Good and Bad Monitoring
You remember that time you passive-aggressively completed a story in the most useless way possible to check that checkbox? That’s most monitoring systems.
Take a look at your project’s compilation warnings. If you’re using NPM, you’ll see the impossible to resolve deprecation warnings a mile long and quickly realize how much people ignore issues. Still, something has everyone convinced that people actually want to fix things. What leads to this massive disconnect? Bad monitoring. Let’s go over traits of a good and bad system.
Good: Active Alerts, Passive Support
Any good monitoring system should swiftly deliver a notification to the person with the power to make change in a way they will review it immediately.
Bad: Passive Dashboards, Active Support
Dashboards require people to actively use them. This is a problem for a number of reasons. The first is that means the time between issues and the time to notification is delayed. This leads to the second which is that people have to ACTUALLY USE the dashboards periodically, and motivating people to use dashboards is like pulling teeth. They won’t. I’ve never seen someone actively use a dashboard they didn’t create themselves. And of course they don’t want to use it. They would have to take time out of their busy schedule to look at a dashboard more relevant to someone else.

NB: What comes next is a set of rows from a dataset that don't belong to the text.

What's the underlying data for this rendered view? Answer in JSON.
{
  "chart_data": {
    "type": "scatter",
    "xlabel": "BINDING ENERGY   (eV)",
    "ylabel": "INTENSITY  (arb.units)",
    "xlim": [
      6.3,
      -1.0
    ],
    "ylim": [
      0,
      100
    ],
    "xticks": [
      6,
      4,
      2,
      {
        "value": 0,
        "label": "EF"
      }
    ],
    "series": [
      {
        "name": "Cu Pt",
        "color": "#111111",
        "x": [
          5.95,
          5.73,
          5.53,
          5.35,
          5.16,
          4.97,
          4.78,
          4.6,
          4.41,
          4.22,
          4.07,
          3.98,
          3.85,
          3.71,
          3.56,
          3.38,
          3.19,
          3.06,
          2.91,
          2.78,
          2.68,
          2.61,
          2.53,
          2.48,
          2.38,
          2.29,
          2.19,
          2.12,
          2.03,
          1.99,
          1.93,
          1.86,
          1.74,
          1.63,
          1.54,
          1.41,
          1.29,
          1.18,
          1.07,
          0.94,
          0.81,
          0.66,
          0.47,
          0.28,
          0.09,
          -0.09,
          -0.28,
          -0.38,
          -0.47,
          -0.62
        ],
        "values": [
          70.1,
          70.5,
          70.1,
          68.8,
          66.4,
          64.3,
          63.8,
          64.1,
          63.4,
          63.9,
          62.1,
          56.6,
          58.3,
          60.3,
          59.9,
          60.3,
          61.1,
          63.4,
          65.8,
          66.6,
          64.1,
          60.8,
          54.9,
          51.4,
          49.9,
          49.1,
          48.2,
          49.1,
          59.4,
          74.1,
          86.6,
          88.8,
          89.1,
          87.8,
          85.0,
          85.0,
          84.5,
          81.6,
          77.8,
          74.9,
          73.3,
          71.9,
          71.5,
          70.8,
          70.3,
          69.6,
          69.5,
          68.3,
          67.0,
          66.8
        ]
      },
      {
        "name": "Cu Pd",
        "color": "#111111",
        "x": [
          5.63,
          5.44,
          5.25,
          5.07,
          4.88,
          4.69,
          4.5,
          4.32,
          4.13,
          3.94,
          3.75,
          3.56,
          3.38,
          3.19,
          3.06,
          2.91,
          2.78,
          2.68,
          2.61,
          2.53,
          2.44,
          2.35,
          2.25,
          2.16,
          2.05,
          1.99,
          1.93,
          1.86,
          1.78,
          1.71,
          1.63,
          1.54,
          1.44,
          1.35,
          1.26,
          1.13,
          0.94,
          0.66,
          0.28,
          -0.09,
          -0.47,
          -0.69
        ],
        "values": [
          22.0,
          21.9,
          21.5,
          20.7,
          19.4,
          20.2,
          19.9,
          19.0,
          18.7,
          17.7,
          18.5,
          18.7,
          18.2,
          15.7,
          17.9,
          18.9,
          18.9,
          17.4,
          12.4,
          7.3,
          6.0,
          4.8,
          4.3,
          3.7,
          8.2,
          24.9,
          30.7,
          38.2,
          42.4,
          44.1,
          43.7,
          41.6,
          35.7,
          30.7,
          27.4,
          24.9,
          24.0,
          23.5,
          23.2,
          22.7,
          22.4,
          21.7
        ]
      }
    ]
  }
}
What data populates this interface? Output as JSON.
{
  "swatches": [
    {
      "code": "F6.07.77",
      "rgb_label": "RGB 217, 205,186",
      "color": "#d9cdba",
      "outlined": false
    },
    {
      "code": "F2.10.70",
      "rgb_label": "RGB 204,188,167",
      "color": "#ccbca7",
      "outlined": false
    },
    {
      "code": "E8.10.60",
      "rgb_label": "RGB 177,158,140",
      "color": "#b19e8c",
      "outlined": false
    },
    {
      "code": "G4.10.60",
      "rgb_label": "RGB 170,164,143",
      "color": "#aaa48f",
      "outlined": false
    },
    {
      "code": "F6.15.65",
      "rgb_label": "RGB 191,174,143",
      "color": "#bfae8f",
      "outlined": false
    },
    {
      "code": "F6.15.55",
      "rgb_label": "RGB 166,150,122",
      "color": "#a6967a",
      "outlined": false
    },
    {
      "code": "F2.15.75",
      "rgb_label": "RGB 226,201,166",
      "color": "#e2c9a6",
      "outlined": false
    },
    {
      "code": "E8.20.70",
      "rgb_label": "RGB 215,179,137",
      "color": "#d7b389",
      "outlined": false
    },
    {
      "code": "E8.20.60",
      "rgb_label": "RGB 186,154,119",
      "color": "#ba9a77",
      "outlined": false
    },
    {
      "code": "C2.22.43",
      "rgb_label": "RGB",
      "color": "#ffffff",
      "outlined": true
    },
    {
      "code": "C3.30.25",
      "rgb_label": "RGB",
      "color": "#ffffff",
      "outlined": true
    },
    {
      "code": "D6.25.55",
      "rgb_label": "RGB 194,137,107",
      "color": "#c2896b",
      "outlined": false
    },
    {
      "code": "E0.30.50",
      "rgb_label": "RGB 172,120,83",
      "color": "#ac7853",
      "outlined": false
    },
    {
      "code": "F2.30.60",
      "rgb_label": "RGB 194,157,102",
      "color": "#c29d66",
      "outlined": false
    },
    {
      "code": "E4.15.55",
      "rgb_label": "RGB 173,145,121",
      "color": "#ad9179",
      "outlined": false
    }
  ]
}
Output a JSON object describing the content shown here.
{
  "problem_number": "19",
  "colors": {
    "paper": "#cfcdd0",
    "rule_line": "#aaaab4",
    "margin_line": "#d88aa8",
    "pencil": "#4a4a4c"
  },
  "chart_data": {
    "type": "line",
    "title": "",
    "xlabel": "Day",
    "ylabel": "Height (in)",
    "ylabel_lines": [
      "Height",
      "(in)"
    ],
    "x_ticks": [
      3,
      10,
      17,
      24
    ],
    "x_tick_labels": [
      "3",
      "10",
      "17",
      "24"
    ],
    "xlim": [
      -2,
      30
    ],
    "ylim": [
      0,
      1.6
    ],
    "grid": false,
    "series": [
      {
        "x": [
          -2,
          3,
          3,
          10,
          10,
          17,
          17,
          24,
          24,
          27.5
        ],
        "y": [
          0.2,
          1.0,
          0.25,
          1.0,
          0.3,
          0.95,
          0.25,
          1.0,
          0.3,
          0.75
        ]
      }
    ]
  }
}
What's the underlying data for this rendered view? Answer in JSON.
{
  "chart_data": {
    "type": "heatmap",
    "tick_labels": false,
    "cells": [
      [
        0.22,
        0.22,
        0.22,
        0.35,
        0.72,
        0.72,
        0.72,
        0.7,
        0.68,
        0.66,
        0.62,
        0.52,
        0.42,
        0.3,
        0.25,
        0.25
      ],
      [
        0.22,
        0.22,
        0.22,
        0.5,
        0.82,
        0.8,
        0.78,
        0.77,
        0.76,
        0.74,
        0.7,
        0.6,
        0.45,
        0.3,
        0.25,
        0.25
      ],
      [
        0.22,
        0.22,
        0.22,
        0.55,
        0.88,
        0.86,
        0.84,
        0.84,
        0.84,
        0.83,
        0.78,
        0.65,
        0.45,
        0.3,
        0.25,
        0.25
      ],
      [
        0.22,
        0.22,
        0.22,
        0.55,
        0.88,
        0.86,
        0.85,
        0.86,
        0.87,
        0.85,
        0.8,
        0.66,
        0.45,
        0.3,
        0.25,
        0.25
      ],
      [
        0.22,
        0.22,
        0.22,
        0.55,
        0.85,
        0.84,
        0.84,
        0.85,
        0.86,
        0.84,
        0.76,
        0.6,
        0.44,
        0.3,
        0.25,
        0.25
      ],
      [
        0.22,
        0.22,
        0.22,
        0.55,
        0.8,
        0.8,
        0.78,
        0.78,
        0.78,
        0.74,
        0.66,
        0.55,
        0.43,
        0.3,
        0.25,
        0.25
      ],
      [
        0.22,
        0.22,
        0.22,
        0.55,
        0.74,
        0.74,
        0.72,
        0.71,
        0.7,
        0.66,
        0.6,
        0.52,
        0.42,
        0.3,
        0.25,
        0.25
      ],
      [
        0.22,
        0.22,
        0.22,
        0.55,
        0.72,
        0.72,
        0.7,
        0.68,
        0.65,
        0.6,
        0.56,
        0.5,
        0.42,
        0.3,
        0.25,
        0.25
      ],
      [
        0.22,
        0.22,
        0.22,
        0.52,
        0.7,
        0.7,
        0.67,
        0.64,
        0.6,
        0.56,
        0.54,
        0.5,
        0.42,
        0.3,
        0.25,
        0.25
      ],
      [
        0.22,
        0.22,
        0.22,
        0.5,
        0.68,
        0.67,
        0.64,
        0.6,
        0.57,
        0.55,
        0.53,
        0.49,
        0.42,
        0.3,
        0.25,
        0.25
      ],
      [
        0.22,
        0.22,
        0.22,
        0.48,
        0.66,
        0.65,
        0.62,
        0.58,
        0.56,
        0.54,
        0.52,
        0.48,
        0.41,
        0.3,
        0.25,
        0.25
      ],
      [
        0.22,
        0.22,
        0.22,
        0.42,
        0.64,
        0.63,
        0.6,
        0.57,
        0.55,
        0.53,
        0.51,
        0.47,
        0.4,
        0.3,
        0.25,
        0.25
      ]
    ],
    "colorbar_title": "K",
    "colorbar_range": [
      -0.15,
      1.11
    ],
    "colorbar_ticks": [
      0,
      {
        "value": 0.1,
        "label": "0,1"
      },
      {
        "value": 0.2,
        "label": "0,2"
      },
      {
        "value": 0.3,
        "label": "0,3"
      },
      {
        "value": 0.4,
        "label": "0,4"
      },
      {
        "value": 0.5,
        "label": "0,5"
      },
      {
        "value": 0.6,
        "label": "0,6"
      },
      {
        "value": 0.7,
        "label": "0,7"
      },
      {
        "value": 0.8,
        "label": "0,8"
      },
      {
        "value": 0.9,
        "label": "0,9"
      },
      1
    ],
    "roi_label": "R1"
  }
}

Don’t believe me? I once worked for a monitoring service and we eliminated our customers’ dashboards. A few people complained, but it didn’t impact our numbers even slightly.
Good: Accuracy over Precision
This is a topic that confuses a lot of people. Accuracy is how truthful something is. Precision is how specific something is. You want every single alert you receive to identify an issue correctly, even if that means it’s only saying “I know something is broken.”
Bad: Precision over Accuracy
This is one of the most painful uphill battles you will fight in monitoring. People naturally think they want to know as much as possible about an issue upfront. With experience, I can tell you that’s a disaster. What happens is specific alerting introduces complexity. With complexity comes bugs. With bugs you lose trust. Trust in your monitoring is the most critical aspect. You’re better off having no monitoring than monitoring you don’t trust. Untrusted monitoring won’t just lead to missed issues (the entire purpose of monitoring); it will also waste time. In monitoring, false negatives are better than false positives. If false negatives are an issue, reduce your precision to broaden the number of real issues your system captures.
Good: HTTP 500
Any HTTP 500 is a valid thing you want to know about and there is never an excuse for ignoring them. A team complaining their errors are inflated because of invalid HTTP 500’s is a team that’s lying to your face.
Bad: HTTP 400
On the other hand, HTTP 400 level errors mean the client screwed up. Maybe they just had a bookmarked link to a page that doesn’t exist anymore. HTTP 400 level errors on their own do not indicate a problem.
Good: Low Maintenance
If your system doesn’t require a plugin to automatically detect the issues you care about, don’t install the plugin. Why would you add the extra complexity and maintenance? In addition, your monitors should be opt-in/opt-out rather than complexly configured. Make a way to identify all the things you care about generically, then set a monitor around that.
Bad: Specific Monitors
Specific monitors increase maintenance. If services A, B, and C are all lambdas on your team but services D and E aren’t, don’t make a monitor that says “Keep an eye on A AND B AND C.” Group services by tagging A, B, and C with your team name and make a monitor that says “Keep an eye on services with Team == MY_TEAM.” Eventually, you will add service F and no one will remember to go into the monitoring service and add it, but they will see the tags on the other lambdas and tag the new one correctly.
Good: Audience Cares
When we rolled out a new monitoring system to reduce the number of errors in our department, all the teams were tasked to integrate. After an audit, we found only half the teams actually set up their system in a way they were receiving the new alerts. One of the team members from a team that succeeded told me they initially were receiving more alerts, but that resulted in bug fixes and now their number of alerts are much lower. That team currently has the highest successful-vs-total-requests ratio in the department.
Bad: Audience Apathy
Conversely, and prior to implementing, a team member from the team with the lowest successful-vs-total-requests ratio stated no one on his team is passionate about that tool. If your audience doesn’t care about the errors, they’re not going to care about the alerting. To go even further, if the engineers care about their errors, they will find their own way of alerting.
If you have the power to fix a bug, you’re much more likely to fix it. This sounds obvious except it’s not because…
Bad: Moral Hazard
I started with a system where another team would publish data to us in an eventing architecture and would frequently publish corrupt data. It was my team’s responsibility to address anytime data was not ingested correctly into our system. As a result, we had floods of errors in our system. We tried asking them to stop and they said no. We tried asking management if we could stop making successful ingestion our responsibility and they said no. We had no way to distinguishing between them doing testing causing errors (which would happen hourly) or them accidentally sending us bad data because of a bug. I have no idea how many issues were missed because people stopped reading our alerts. Eventually, we killed that system and now every alert is within our control and addressed immediately, but that still haunts me to this day.